Penggunaan strategi pembelajaran aktif bagi pendidik akan memudahkan dalam mengajar. Adapun beberapa strategi untuk mengaplikasikan model pembelajaran aktif (active learning) adalah:
1. Critical Insident (Mengkritisi Pengalaman Penting)
Strategi ini digunakan oleh pendidik dengan maksud mengajak peserta didik untuk mengingat pengalaman yang pernah dijumpai atau dialami sendiri kemudian dikaitkan dengan materi bahasan.

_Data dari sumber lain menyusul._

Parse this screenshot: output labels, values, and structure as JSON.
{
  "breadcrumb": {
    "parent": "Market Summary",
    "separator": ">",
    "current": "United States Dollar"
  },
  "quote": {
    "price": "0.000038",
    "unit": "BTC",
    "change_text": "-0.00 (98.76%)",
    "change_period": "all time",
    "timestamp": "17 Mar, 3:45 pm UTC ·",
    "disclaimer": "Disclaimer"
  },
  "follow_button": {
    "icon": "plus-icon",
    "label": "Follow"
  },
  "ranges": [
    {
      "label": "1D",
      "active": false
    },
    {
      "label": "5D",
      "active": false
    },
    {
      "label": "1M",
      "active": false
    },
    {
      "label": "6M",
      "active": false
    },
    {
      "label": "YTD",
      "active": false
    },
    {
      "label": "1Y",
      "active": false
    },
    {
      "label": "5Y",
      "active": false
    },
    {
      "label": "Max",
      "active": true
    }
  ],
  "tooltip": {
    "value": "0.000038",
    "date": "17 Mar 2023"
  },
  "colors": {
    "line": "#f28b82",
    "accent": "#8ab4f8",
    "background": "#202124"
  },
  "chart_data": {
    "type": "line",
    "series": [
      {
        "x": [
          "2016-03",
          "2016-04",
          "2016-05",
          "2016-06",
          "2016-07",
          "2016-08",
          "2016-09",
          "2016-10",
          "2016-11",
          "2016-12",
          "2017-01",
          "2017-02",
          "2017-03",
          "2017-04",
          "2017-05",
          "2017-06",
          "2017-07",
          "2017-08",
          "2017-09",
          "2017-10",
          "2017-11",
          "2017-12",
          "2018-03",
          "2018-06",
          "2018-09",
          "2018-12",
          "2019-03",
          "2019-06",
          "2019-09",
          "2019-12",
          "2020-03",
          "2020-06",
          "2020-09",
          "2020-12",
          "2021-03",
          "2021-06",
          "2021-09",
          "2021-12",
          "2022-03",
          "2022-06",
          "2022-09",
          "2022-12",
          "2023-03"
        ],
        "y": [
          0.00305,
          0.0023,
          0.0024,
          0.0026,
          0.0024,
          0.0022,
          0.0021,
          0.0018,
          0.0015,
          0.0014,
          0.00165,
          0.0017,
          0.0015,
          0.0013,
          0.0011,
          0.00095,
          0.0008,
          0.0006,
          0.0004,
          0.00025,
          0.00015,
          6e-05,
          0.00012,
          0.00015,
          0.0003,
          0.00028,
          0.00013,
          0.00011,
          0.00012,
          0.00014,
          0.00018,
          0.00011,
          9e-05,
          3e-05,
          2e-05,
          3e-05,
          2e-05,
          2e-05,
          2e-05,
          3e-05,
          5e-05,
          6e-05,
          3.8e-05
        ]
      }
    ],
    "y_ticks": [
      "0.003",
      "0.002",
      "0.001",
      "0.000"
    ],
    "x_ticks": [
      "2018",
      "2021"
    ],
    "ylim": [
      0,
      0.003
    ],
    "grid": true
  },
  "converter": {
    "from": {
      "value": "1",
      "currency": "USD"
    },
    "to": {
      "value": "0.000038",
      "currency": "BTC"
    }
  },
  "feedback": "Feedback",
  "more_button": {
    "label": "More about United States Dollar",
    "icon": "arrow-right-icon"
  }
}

2. Reading Guide (Penuntun Bacaan)
Strategi ini digunakan pendidik dengan maksud mengajak peserta didik untuk mempelajari sesuatu dengan cara membaca suatu teks bacaan (buku, majalah, koran dan lain-lain) sesuai dengan materi bahasan.
3. Poster Comment (Mengomentari Gambar)
Strategi ini digunakan pendidik dengan maksud mengajak peserta didik untuk memunculkan ide apa yang terkandung dalam gambar, yang mana gambar tersebut berkaitan dengan pencapaian suatu kompetensi dalam pembelajaran.
4. Index Card Matc (Mencari Pasangan Jawaban)
Suatu strategi yang digunakan pendidik dengan maksud mengajak peserta didik untuk menemukan jawaban yang cocok dengan pertanyaan yang disiapkan.
5. Card Sort (Mensortir Kartu)
Yaitu strategi yang digunakan oleh pendidik dengan maksud mengajak peserta didik untuk menemukan konsep dan fakta melalui klasifikasi materi yang dibahas dalam pembelajaran.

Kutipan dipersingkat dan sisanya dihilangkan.